All is well Zoe …it did get my mind working and had my say about Advocacy as well
( OT???) and hopefully Riz will join the Canadian Group !
Hi Riz,
I too share your fear of lows, but changing to a pump helped me ALOT.
If you’re on Lantus, I know exactly what you are talking about re: nighttime drops. With that monster I was afraid to go to bed with a reading of less than 14, because Lantus works too hard at night. I had scary drops where I would take a dose…and it would work IMMEDIATELY, dropping me by 4 bg/15 minutes (that’s in mmol/L). I have a pump now, running humalog, and while I am having issues with humalog not working fast enough, nights are much better. The pump runs solely on Humalog (fast acting) insulin, and gives in .05 increments. You can program exactly how much Humalog you receive for your basal (slow acting) insulin for each half hour period; and at any time you can hit ‘temporary basal’ and override the program.
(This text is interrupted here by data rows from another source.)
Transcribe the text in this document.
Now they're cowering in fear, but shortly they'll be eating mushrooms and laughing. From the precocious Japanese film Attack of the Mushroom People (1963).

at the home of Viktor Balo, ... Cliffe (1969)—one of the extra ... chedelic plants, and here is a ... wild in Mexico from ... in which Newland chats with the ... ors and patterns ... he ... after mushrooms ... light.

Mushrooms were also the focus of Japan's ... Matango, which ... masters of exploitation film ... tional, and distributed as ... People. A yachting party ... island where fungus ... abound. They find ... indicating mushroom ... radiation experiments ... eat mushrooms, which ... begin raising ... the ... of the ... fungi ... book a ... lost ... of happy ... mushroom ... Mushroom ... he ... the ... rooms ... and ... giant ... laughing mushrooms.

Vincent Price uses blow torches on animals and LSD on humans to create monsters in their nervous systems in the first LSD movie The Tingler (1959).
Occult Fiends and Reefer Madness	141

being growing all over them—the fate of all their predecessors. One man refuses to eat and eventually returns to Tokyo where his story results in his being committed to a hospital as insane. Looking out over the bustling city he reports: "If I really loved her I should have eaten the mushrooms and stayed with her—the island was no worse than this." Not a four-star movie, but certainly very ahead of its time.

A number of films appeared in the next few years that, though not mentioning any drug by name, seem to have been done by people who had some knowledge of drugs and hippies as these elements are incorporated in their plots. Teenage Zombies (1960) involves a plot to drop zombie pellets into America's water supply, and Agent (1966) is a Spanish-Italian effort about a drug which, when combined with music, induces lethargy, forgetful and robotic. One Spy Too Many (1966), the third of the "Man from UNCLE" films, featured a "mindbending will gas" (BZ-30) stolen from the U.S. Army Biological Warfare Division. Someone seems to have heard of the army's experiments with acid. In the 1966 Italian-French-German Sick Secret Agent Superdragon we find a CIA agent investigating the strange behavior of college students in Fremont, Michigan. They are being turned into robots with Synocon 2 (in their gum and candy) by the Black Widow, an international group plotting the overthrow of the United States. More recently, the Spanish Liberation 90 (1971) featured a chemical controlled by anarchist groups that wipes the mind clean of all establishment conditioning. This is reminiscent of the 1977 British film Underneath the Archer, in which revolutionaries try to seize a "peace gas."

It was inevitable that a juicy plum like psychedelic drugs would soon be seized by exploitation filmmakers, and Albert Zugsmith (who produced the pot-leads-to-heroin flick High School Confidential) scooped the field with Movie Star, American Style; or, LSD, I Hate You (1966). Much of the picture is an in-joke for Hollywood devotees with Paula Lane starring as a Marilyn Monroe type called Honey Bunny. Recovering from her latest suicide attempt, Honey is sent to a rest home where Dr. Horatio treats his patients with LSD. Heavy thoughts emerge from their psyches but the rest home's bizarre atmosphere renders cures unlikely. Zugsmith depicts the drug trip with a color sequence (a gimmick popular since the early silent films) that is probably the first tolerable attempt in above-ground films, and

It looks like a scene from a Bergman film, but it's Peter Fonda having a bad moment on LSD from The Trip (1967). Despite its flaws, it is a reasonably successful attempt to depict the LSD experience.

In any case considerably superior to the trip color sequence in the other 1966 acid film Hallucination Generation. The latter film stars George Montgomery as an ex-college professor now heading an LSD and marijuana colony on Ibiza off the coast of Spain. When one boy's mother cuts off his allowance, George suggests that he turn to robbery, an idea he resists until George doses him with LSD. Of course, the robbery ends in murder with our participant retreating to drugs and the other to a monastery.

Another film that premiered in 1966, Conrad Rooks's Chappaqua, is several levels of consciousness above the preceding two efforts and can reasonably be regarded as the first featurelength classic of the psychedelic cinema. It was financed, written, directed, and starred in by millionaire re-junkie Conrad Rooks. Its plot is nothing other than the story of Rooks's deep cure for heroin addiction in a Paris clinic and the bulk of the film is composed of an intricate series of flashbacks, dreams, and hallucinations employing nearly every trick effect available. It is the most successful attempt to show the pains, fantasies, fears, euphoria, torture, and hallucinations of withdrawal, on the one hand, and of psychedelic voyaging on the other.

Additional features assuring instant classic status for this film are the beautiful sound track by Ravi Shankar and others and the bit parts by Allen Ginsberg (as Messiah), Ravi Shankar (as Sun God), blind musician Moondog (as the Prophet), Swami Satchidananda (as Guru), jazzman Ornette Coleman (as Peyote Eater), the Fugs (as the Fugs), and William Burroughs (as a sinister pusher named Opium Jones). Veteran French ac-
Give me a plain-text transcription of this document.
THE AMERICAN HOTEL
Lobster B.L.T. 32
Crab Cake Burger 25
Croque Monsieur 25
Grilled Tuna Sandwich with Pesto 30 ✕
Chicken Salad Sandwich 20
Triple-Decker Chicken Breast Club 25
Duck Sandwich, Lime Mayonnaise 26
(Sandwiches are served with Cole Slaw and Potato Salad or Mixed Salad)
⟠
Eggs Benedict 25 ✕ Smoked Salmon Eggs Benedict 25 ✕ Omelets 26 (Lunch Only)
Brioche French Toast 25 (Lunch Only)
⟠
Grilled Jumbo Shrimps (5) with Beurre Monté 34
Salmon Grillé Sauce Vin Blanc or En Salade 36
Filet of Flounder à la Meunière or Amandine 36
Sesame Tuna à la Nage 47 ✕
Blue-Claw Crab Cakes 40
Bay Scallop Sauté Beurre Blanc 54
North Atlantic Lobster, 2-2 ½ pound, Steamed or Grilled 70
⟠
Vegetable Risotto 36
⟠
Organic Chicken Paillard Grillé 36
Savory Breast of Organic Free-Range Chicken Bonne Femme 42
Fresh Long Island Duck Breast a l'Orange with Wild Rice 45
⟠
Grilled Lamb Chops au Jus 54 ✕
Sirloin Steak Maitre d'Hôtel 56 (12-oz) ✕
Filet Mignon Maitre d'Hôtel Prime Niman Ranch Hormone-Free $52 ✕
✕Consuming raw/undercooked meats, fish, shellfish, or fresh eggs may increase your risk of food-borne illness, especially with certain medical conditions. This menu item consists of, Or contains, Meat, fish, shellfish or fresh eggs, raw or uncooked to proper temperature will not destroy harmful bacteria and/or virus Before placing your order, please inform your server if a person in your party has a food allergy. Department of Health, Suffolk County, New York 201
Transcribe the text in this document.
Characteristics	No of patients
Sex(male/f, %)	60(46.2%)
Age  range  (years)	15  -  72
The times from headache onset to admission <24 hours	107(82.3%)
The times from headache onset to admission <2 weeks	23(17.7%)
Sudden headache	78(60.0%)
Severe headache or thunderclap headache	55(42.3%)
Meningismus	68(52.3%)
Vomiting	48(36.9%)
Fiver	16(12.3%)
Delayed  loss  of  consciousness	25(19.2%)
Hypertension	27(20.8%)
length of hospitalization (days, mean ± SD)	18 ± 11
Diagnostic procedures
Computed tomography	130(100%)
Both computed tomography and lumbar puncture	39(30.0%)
I have a Medtronics Minimed Paradigm pump. Go to http://www.minimed.ca/store.aspx (that’s the Canadian site; I too am Canadian) and check it out. They will help you figure out how to fund one through insurance. Don’t initiate this through your doctor, go to Medtronics directly. And they will send a nurse to show you how to use the pump, all-day training session, and once you adapt to it you will never go back to needles! Trust me…if you can, do it. It’s so worth it!
Best wishes, message me if you have any questions! Both me and my mom are type 1’s with about 20 years experience.
I looked at the MM.ca site and they look like the same needles we have here? I’ve had a few pretty massive gushers of blood from it, like I had to lie on the floor putting pressure on my abdomen for 10 minutes to make it stop? I do them somewhere where there’s no carpeting.
It’s funny because I went to a new endo for the first time today and he’s the first one that really seems to get it. His office is very, very pump friendly and for that I am grateful. He understands the phobia and is willing to take things slowly with me. It’ll take some work on my part too (like skipping breakfast one day, lunch another, and so on) to start fresh. He says, and I agree, that I’ve lost touch with how it works. I hate having this disease and denial is my friend who only stabs me in the back later on. ha ha He says that if we do the hard work now, the payoff will come later. It sounds like a plan.
I have been through spells where I am afraid to drive. One time I was seeing a shrink (figures) who was pretty far away. She only had night appointments and I, being a horrible diabetic at the time, didn’t have sugar or a meter with me. I got it in my head that I was going low and started to freak out. I found an old peanut butter cup left over from Halloween in the backseat and ate it, knowing it wouldn’t be enough sugar to cover a low, but in my warped mind, I was happy until I got to a store. I got home and my BS was over 300. At least now I always have sugar in some form and a meter. That incident was over 10 years ago. Live and learn. I plan on learning a lot more and living a long time, hopefully long enough to see a cure.
I am sorry to take long to write, I read every message and understand it !
I fully understand where you are coming from Riz. The lows are indeed bad, and very scary, ask me how I know. Running higher can bring security in the short term, but the long term is an entirely different result, I am a very very clear example of this life crippling and regretful mistake.
After a number of hypoglycemic accidents in my distant past, I ended up running my self high to stay away from the lows, running A1C’s from the ranges of 8 to 10%, and it became a very very bad habit and life style, for years… While it helped me stay secure back then from the lows, the long term conquences have really caught up with me Fast foward to now, I’ve won my self gastroparesis and Neuropathy as the result, and I basically put my self in a pre-destroyed condition. I’ve done my self irreversible damage and I will never be the same again.
If its early here for you, there is still time to avoid what I have done, take my word for it.
While I cannot give the best advice for good BG control, what I’m simply saying is seek all the advice you can here to help you’re self.
I really hope you can work it all out and get you’re numbers to stay in normal ranges more, I wish you the best of luck.